Co-author Dr. Hernandez Santisteban, of St Andrews University, said: "Only one other system - the black hole X-ray binary, V404 Cyg - has shown similar properties.

"However, our attempt to perform the same experiment on that system was unsuccessful, because the eruption ended before we could get the ground-based and space-based telescopes to observe it simultaneously,”

Swift J1858 displays extreme variability across the electromagnetic spectrum - which presented a rare opportunity.

Dr. Segura said: "All the astronomers in the field were incredibly excited, to the point that we combined our efforts to cover the full spectrum, from radio to X-ray using state-of-art observatories on Earth and in space."

To make something as dense as a neutron star, the whole of humanity would need to be crammed into a space the size of a sugar cube.

Just a teaspoonful of this material would weigh over a trillion kilograms.

Co-author Dr. Nathalie Degenaar, of Amsterdam University, said: "Neutron stars have an immensely strong gravitational pull that allows them to gobble up gas from other stars.

"The stellar cannibals are, however, messy eaters and much of the gas that neutron stars pull towards them is not consumed, but flung into space at high speed.

"This behavior has a large impact both on the neutron star itself, and on its immediate surroundings.

"In this paper, we report on a new discovery that provides key information about the messy eating patterns of these cosmic cookie monsters."

Neutron stars are the collapsed, burnt-out cores of dead stars. They are only about 12 miles across.

Dr. Santisteban said: "This time we had cosmic luck on our side, as we were able to co-ordinate ten telescopes and point them towards the J1858, all while it was fully active.

"This allows us to obtain much more information since we can use different techniques at different wavelengths."

Neutron stars are very hot, perhaps a million degrees, highly radioactive, and have incredibly intense magnetic fields.

Dr. Degenaar said: "Designing such an ambitious observing campaign – built around the best telescopes on Earth and in space – was a huge challenge.

"So, it is incredibly exciting that all this work has paid off and allowed us to make a key discovery that would not have been possible otherwise."

As well as discovering the different types of winds, the team were able to study the temporal evolution of the gas that flows out.

They found the warm wind was not affected by the strong variations in the brightness of the system.

The absence of such a response had previously been an unconfirmed theoretical prediction based on sophisticated simulations.

Dr.

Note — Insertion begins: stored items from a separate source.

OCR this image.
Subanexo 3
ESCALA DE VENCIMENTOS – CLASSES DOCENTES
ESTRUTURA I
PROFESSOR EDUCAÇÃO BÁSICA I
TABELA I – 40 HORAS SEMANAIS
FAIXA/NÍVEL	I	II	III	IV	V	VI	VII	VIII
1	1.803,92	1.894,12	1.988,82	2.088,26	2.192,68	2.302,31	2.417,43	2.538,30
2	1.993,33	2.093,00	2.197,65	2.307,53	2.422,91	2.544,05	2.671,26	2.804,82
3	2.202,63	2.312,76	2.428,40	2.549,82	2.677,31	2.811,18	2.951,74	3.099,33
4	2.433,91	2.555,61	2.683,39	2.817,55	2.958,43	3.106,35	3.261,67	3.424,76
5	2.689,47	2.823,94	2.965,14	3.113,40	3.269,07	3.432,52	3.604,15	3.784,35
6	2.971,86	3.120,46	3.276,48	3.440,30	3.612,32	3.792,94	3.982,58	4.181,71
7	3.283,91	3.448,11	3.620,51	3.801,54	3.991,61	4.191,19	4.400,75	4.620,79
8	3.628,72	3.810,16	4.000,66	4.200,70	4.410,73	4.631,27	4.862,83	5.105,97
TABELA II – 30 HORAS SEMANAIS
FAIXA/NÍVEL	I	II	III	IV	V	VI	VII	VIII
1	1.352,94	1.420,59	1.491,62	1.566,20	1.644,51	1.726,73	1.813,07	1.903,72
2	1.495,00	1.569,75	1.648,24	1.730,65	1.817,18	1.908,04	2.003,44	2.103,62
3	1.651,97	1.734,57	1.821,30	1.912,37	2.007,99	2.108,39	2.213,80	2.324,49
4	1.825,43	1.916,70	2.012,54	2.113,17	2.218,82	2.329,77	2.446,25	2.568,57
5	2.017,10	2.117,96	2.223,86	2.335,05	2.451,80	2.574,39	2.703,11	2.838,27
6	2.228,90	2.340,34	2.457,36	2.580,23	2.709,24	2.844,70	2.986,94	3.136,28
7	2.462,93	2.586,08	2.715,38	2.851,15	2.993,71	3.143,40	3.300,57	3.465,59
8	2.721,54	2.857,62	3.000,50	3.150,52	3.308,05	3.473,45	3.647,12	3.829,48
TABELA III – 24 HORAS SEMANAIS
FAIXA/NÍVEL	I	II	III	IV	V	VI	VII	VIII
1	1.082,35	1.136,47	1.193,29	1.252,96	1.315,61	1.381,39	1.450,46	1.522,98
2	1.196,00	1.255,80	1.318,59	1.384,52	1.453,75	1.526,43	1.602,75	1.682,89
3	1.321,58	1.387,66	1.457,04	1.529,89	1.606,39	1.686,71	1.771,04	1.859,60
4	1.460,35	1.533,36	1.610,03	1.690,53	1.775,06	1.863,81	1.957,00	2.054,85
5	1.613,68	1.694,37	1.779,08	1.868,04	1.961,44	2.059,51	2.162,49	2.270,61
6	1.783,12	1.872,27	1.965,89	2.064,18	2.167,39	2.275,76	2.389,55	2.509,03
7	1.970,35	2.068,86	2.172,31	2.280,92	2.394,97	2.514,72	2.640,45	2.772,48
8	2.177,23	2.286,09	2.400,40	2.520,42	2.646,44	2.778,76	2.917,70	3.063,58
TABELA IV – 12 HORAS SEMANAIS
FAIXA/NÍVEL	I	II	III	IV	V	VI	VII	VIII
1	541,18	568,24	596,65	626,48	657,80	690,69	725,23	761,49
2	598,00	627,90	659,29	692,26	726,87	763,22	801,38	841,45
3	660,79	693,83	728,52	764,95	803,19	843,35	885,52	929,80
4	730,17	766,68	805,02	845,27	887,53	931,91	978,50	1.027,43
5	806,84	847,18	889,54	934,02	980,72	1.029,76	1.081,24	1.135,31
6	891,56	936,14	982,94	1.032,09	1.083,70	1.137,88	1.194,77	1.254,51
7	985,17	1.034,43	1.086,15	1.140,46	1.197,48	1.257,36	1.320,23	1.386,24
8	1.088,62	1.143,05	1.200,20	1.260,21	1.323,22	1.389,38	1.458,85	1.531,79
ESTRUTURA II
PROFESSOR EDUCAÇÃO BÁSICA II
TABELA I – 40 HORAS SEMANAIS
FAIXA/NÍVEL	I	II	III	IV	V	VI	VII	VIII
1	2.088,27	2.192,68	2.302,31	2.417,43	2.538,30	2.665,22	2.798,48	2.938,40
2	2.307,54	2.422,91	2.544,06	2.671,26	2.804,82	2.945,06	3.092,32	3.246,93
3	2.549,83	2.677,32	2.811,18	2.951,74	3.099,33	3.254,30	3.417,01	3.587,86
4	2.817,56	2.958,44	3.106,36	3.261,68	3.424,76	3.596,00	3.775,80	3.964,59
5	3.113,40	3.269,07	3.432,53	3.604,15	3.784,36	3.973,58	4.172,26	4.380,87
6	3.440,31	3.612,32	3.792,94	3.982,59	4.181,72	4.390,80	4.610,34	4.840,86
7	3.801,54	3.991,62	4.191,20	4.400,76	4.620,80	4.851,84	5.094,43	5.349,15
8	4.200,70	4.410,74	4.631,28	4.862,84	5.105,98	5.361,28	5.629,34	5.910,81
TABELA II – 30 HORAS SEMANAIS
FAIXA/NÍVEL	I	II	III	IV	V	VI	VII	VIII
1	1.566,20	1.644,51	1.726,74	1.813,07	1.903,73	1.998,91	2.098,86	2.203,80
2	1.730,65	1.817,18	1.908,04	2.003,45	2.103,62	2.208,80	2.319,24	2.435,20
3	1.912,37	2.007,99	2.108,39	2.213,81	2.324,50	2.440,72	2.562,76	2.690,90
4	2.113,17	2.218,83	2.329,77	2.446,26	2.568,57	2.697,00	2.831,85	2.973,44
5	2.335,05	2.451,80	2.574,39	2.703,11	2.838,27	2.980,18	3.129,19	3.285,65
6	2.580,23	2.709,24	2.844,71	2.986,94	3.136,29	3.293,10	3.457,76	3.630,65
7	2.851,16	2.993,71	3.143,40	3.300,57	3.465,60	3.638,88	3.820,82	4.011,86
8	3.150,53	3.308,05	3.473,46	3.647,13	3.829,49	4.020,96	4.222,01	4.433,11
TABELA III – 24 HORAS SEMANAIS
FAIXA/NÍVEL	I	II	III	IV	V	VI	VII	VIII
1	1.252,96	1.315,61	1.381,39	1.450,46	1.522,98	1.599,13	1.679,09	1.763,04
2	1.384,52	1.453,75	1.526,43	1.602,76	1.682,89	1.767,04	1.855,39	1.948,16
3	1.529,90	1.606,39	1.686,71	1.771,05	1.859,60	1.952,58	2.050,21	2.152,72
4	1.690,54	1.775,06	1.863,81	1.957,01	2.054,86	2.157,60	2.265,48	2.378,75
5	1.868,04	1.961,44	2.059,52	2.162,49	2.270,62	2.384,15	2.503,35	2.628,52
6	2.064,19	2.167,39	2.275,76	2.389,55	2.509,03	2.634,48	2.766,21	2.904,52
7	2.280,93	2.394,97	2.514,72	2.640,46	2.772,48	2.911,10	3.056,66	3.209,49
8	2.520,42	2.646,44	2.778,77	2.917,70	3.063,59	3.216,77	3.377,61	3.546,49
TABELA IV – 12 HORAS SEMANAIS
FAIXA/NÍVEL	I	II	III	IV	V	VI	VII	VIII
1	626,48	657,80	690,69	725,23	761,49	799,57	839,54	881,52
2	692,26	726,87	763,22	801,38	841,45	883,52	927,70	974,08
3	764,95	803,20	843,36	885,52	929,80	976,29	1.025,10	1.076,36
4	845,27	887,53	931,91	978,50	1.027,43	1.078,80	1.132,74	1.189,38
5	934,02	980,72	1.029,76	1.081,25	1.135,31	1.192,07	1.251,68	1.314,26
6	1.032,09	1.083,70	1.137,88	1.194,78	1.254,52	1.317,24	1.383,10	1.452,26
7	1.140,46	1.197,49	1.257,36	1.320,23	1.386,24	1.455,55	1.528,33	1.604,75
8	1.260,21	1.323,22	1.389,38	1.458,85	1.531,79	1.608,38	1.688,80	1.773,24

Segura said: "In this research, we combined the unique capabilities of Hubble with the best ground-based telescope to obtain a complete picture of the dynamics of the gas in the system, from the near-infrared to ultraviolet wavelengths.

"This allowed us to unveil for first time the true nature of these powerful outflows."

The dense objects, in particular their cores, are key to our understanding of the universe's heavy elements.

Dr. Segura said: "The new insights provided by our results are key to understanding how these objects interact with their environment.

"By shedding energy and matter into the galaxy, they contribute to the formation of new generations of stars, and to the evolution of the galaxy itself."